Research to focus on astrocyte-synapse interactions
Astrocytes are “stars” not just because of their stellate shape, but because these non-neuronal glial cells regulate synaptic connectivity and function between neurons in the brain. Scientists know a lot about neurons, but less, especially at the molecular level, about astrocytes and their interactions with neurons.
Two Duke researchers will use a $2.1 million grant award from the prestigious Brain Research through Advancing Innovative Neurotechnologies (BRAIN) Initiative® through the National Institutes of Health to advance understanding of astrocyte structures and function, as well as dysfunction that may contribute to brain disorders. The grant is titled, “New Proteomic and Genome Engineering Approaches to Decipher Astrocyte Function at Synapses.”
Astrocytes are the most abundant glial cells in the human brain. “Interactions of astrocytes with synapses are critical for proper synaptic connectivity and function,” said Scott H. Soderling, professor of Cell Biology and Neurobiology, and co-principal investigator with Cagla Eroglu, associate professor of Cell Biology and Neurobiology, in the Duke School of Medicine. They also are members of the Duke Institute for Brain Sciences (DIBS) Faculty Network.
The number of astrocytes and the extent of their interactions with synapses have increased throughout evolution, Soderling added, indicating a close link between astrocytes and cognition, so how well your brain’s astrocytes are working relates directly to how effectively and efficiently the thinking, or cognitive, portion of your brain functions.
There is also emerging evidence suggesting that dysfunction of astrocyte-synapse interactions contributes to a variety of brain disorders, Eroglu noted. “In contrast to neuronal synaptic structures, however, we are largely blind to the molecular composition and mechanisms of the astrocyte’s perisynaptic structures.”

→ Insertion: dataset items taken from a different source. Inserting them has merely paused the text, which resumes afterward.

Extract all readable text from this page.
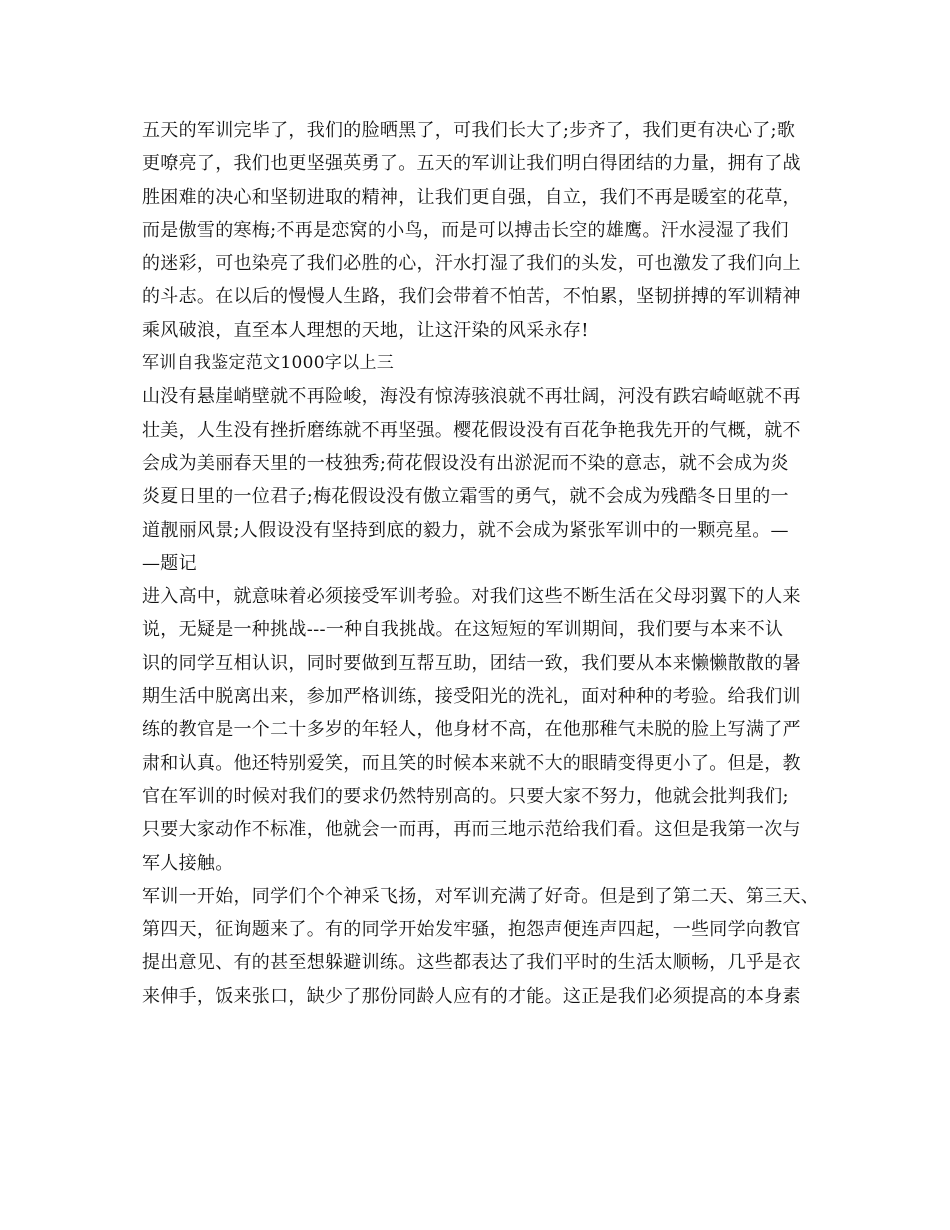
五天的军训完毕了，我们的脸晒黑了，可我们长大了;步齐了，我们更有决心了;歌
更嘹亮了，我们也更坚强英勇了。五天的军训让我们明白得团结的力量，拥有了战
胜困难的决心和坚韧进取的精神，让我们更自强，自立，我们不再是暖室的花草，
而是傲雪的寒梅;不再是恋窝的小鸟，而是可以搏击长空的雄鹰。汗水浸湿了我们
的迷彩，可也染亮了我们必胜的心，汗水打湿了我们的头发，可也激发了我们向上
的斗志。在以后的慢慢人生路，我们会带着不怕苦，不怕累，坚韧拼搏的军训精神
乘风破浪，直至本人理想的天地，让这汗染的风采永存!
军训自我鉴定范文1000字以上三
山没有悬崖峭壁就不再险峻，海没有惊涛骇浪就不再壮阔，河没有跌宕崎岖就不再
壮美，人生没有挫折磨练就不再坚强。樱花假设没有百花争艳我先开的气概，就不
会成为美丽春天里的一枝独秀;荷花假设没有出淤泥而不染的意志，就不会成为炎
炎夏日里的一位君子;梅花假设没有傲立霜雪的勇气，就不会成为残酷冬日里的一
道靓丽风景;人假设没有坚持到底的毅力，就不会成为紧张军训中的一颗亮星。—
—题记
进入高中，就意味着必须接受军训考验。对我们这些不断生活在父母羽翼下的人来
说，无疑是一种挑战---一种自我挑战。在这短短的军训期间，我们要与本来不认
识的同学互相认识，同时要做到互帮互助，团结一致，我们要从本来懒懒散散的暑
期生活中脱离出来，参加严格训练，接受阳光的洗礼，面对种种的考验。给我们训
练的教官是一个二十多岁的年轻人，他身材不高，在他那稚气未脱的脸上写满了严
肃和认真。他还特别爱笑，而且笑的时候本来就不大的眼睛变得更小了。但是，教
官在军训的时候对我们的要求仍然特别高的。只要大家不努力，他就会批判我们;
只要大家动作不标准，他就会一而再，再而三地示范给我们看。这但是我第一次与
军人接触。
军训一开始，同学们个个神采飞扬，对军训充满了好奇。但是到了第二天、第三天、
第四天，征询题来了。有的同学开始发牢骚，抱怨声便连声四起，一些同学向教官
提出意见、有的甚至想躲避训练。这些都表达了我们平时的生活太顺畅，几乎是衣
来伸手，饭来张口，缺少了那份同龄人应有的才能。这正是我们必须提高的本身素
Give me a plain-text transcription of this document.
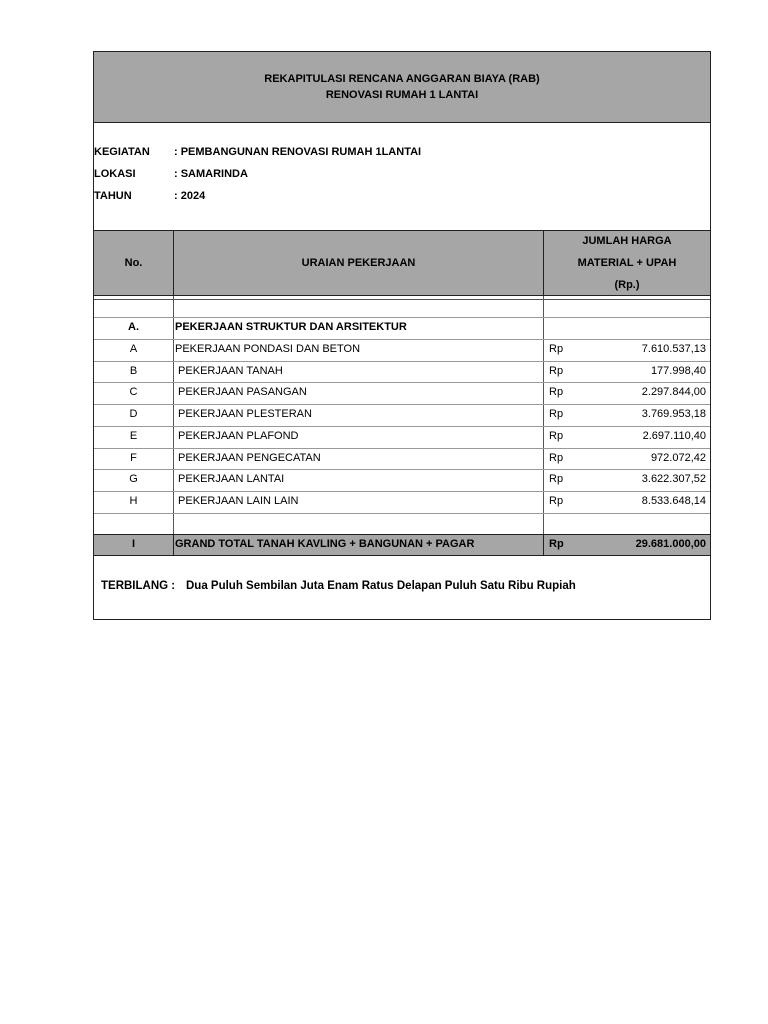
REKAPITULASI RENCANA ANGGARAN BIAYA (RAB)
RENOVASI RUMAH 1 LANTAI
KEGIATAN	: PEMBANGUNAN RENOVASI RUMAH 1LANTAI
LOKASI	: SAMARINDA
TAHUN	: 2024
No.	URAIAN PEKERJAAN
JUMLAH HARGA
MATERIAL + UPAH
(Rp.)
A.	PEKERJAAN STRUKTUR DAN ARSITEKTUR
A	PEKERJAAN PONDASI DAN BETON	Rp	7.610.537,13
B	PEKERJAAN TANAH	Rp	177.998,40
C	PEKERJAAN PASANGAN	Rp	2.297.844,00
D	PEKERJAAN PLESTERAN	Rp	3.769.953,18
E	PEKERJAAN PLAFOND	Rp	2.697.110,40
F	PEKERJAAN PENGECATAN	Rp	972.072,42
G	PEKERJAAN LANTAI	Rp	3.622.307,52
H	PEKERJAAN LAIN LAIN	Rp	8.533.648,14
I	GRAND TOTAL TANAH KAVLING + BANGUNAN + PAGAR	Rp	29.681.000,00
TERBILANG : Dua Puluh Sembilan Juta Enam Ratus Delapan Puluh Satu Ribu Rupiah
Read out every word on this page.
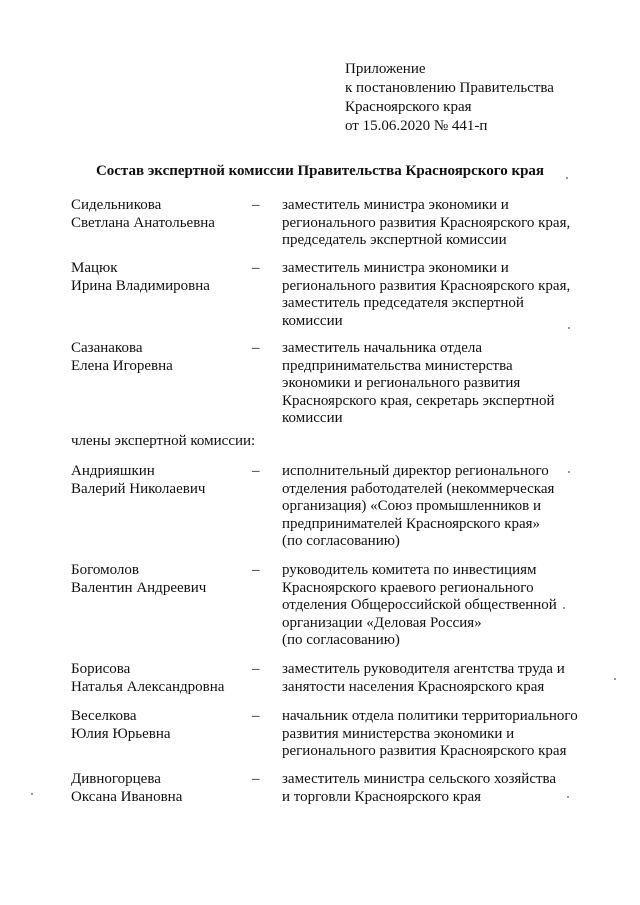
Приложение
к постановлению Правительства
Красноярского края
от 15.06.2020 № 441-п
Состав экспертной комиссии Правительства Красноярского края
Сидельникова
Светлана Анатольевна
– заместитель министра экономики и
регионального развития Красноярского края,
председатель экспертной комиссии
Мацюк
Ирина Владимировна
– заместитель министра экономики и
регионального развития Красноярского края,
заместитель председателя экспертной
комиссии
Сазанакова
Елена Игоревна
– заместитель начальника отдела
предпринимательства министерства
экономики и регионального развития
Красноярского края, секретарь экспертной
комиссии
члены экспертной комиссии:
Андрияшкин
Валерий Николаевич
– исполнительный директор регионального
отделения работодателей (некоммерческая
организация) «Союз промышленников и
предпринимателей Красноярского края»
(по согласованию)
Богомолов
Валентин Андреевич
– руководитель комитета по инвестициям
Красноярского краевого регионального
отделения Общероссийской общественной
организации «Деловая Россия»
(по согласованию)
Борисова
Наталья Александровна
– заместитель руководителя агентства труда и
занятости населения Красноярского края
Веселкова
Юлия Юрьевна
– начальник отдела политики территориального
развития министерства экономики и
регионального развития Красноярского края
Дивногорцева
Оксана Ивановна
– заместитель министра сельского хозяйства
и торговли Красноярского края
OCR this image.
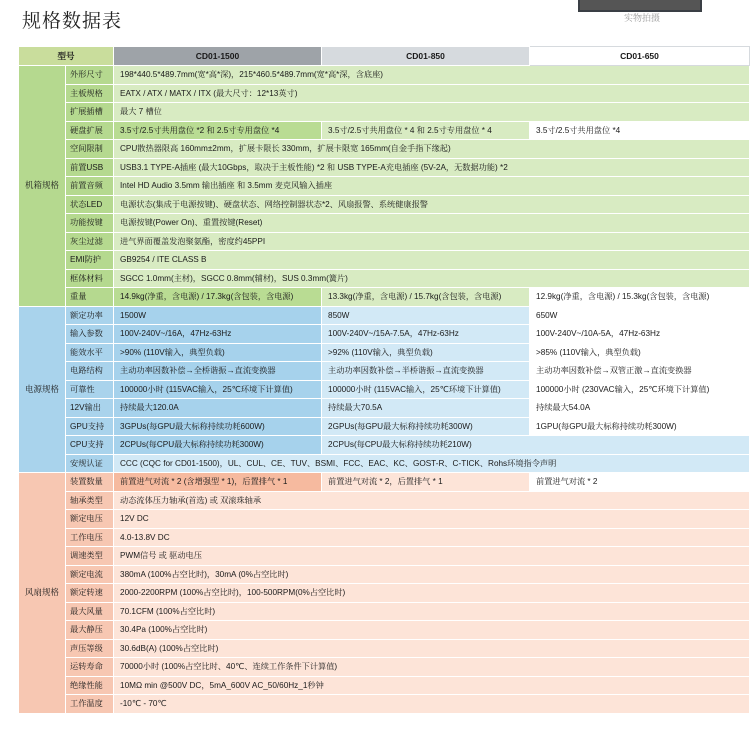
规格数据表	实物拍摄
型号		CD01-1500	CD01-850	CD01-650
机箱规格	外形尺寸	198*440.5*489.7mm(宽*高*深)，215*460.5*489.7mm(宽*高*深，含底座)		
	主板规格	EATX / ATX / MATX / ITX (最大尺寸：12*13英寸)		
	扩展插槽	最大 7 槽位		
	硬盘扩展	3.5寸/2.5寸共用盘位 *2 和 2.5寸专用盘位 *4	3.5寸/2.5寸共用盘位 * 4 和 2.5寸专用盘位 * 4	3.5寸/2.5寸共用盘位 *4
	空间限制	CPU散热器限高 160mm±2mm，扩展卡限长 330mm，扩展卡限宽 165mm(自金手指下缘起)		
	前置USB	USB3.1 TYPE-A插座 (最大10Gbps，取决于主板性能) *2 和 USB TYPE-A充电插座 (5V-2A，无数据功能) *2		
	前置音频	Intel HD Audio 3.5mm 输出插座 和 3.5mm 麦克风输入插座		
	状态LED	电源状态(集成于电源按键)、硬盘状态、网络控制器状态*2、风扇报警、系统健康报警		
	功能按键	电源按键(Power On)、重置按键(Reset)		
	灰尘过滤	进气界面覆盖发泡聚氨酯，密度约45PPI		
	EMI防护	GB9254 / ITE CLASS B		
	框体材料	SGCC 1.0mm(主材)，SGCC 0.8mm(辅材)，SUS 0.3mm(簧片)		
	重量	14.9kg(净重，含电源) / 17.3kg(含包装，含电源)	13.3kg(净重，含电源) / 15.7kg(含包装，含电源)	12.9kg(净重，含电源) / 15.3kg(含包装，含电源)
电源规格	额定功率	1500W	850W	650W
	输入参数	100V-240V~/16A，47Hz-63Hz	100V-240V~/15A-7.5A，47Hz-63Hz	100V-240V~/10A-5A，47Hz-63Hz
	能效水平	>90% (110V输入，典型负载)	>92% (110V输入，典型负载)	>85% (110V输入，典型负载)
	电路结构	主动功率因数补偿→全桥谐振→直流变换器	主动功率因数补偿→半桥谐振→直流变换器	主动功率因数补偿→双管正激→直流变换器
	可靠性	100000小时 (115VAC输入，25℃环境下计算值)	100000小时 (115VAC输入，25℃环境下计算值)	100000小时 (230VAC输入，25℃环境下计算值)
	12V输出	持续最大120.0A	持续最大70.5A	持续最大54.0A
	GPU支持	3GPUs(每GPU最大标称持续功耗600W)	2GPUs(每GPU最大标称持续功耗300W)	1GPU(每GPU最大标称持续功耗300W)
	CPU支持	2CPUs(每CPU最大标称持续功耗300W)	2CPUs(每CPU最大标称持续功耗210W)	
	安规认证	CCC (CQC for CD01-1500)，UL、CUL、CE、TUV、BSMI、FCC、EAC、KC、GOST-R、C-TICK、Rohs环境指令声明		
风扇规格	装置数量	前置进气对流 * 2 (含增强型 * 1)，后置排气 * 1	前置进气对流 * 2，后置排气 * 1	前置进气对流 * 2
	轴承类型	动态流体压力轴承(首选) 或 双滚珠轴承		
	额定电压	12V DC		
	工作电压	4.0-13.8V DC		
	调速类型	PWM信号 或 驱动电压		
	额定电流	380mA (100%占空比时)，30mA (0%占空比时)		
	额定转速	2000-2200RPM (100%占空比时)，100-500RPM(0%占空比时)		
	最大风量	70.1CFM (100%占空比时)		
	最大静压	30.4Pa (100%占空比时)		
	声压等级	30.6dB(A) (100%占空比时)		
	运转寿命	70000小时 (100%占空比时、40℃、连续工作条件下计算值)		
	绝缘性能	10MΩ min @500V DC，5mA_600V AC_50/60Hz_1秒钟		
	工作温度	-10℃ - 70℃		
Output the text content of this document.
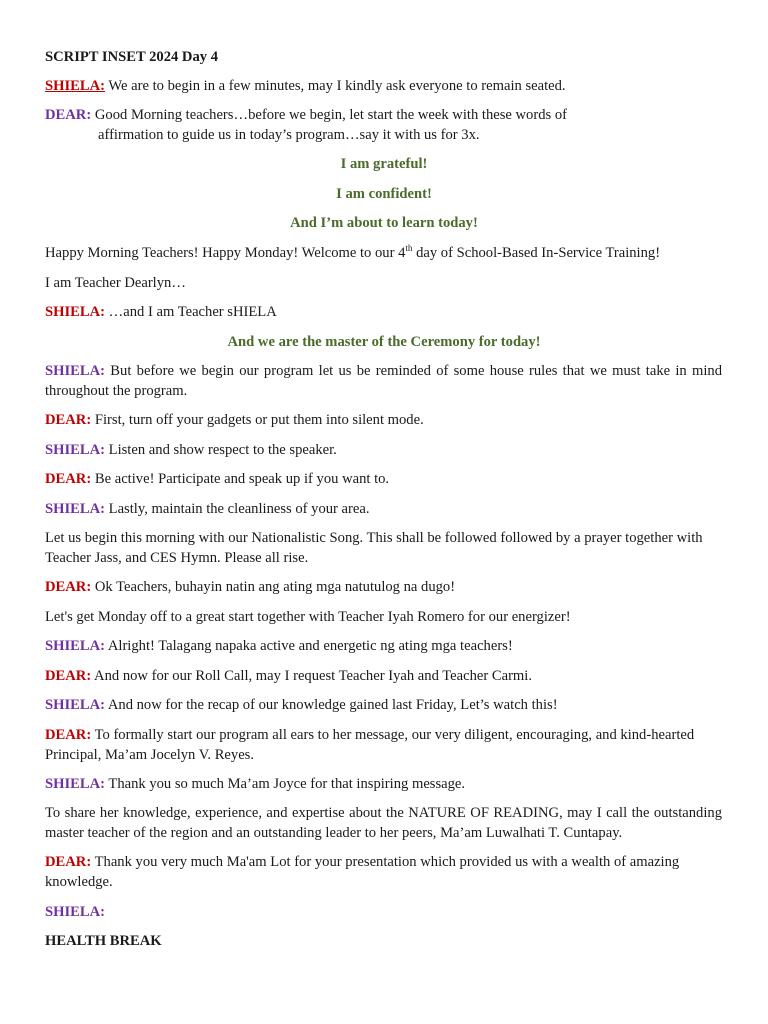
SCRIPT INSET 2024 Day 4

SHIELA: We are to begin in a few minutes, may I kindly ask everyone to remain seated.

DEAR: Good Morning teachers…before we begin, let start the week with these words of
affirmation to guide us in today’s program…say it with us for 3x.

I am grateful!

I am confident!

And I’m about to learn today!

Happy Morning Teachers! Happy Monday! Welcome to our 4th day of School-Based In-Service Training!

I am Teacher Dearlyn…

SHIELA: …and I am Teacher sHIELA

And we are the master of the Ceremony for today!

SHIELA: But before we begin our program let us be reminded of some house rules that we must take in mind throughout the program.

DEAR: First, turn off your gadgets or put them into silent mode.

SHIELA: Listen and show respect to the speaker.

DEAR: Be active! Participate and speak up if you want to.

SHIELA: Lastly, maintain the cleanliness of your area.

Let us begin this morning with our Nationalistic Song. This shall be followed followed by a prayer together with Teacher Jass, and CES Hymn. Please all rise.

DEAR: Ok Teachers, buhayin natin ang ating mga natutulog na dugo!

Let's get Monday off to a great start together with Teacher Iyah Romero for our energizer!

SHIELA: Alright! Talagang napaka active and energetic ng ating mga teachers!

DEAR: And now for our Roll Call, may I request Teacher Iyah and Teacher Carmi.

SHIELA: And now for the recap of our knowledge gained last Friday, Let’s watch this!

DEAR: To formally start our program all ears to her message, our very diligent, encouraging, and kind-hearted Principal, Ma’am Jocelyn V. Reyes.

SHIELA: Thank you so much Ma’am Joyce for that inspiring message.

To share her knowledge, experience, and expertise about the NATURE OF READING, may I call the outstanding master teacher of the region and an outstanding leader to her peers, Ma’am Luwalhati T. Cuntapay.

DEAR: Thank you very much Ma'am Lot for your presentation which provided us with a wealth of amazing knowledge.

SHIELA:

HEALTH BREAK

The researchers expect to use newer technologies such as genome editing, and proteomics to analyze the composition of proteins within the perisynaptic processes of astrocytes, and to better understand their importance in synaptic transmission and cognition.
“Until recently, it has not been possible to purify and identify proteins at subcellular regions of astrocytes, as researchers have been able to do with neuronal synaptic structures,” Eroglu said. “Using these new approaches, we hope to reveal the proteins and inner workings of astrocyte processes that associate with and modulate synapses, yielding data to provide a new molecular framework for future studies on astrocyte-neuron interactions.”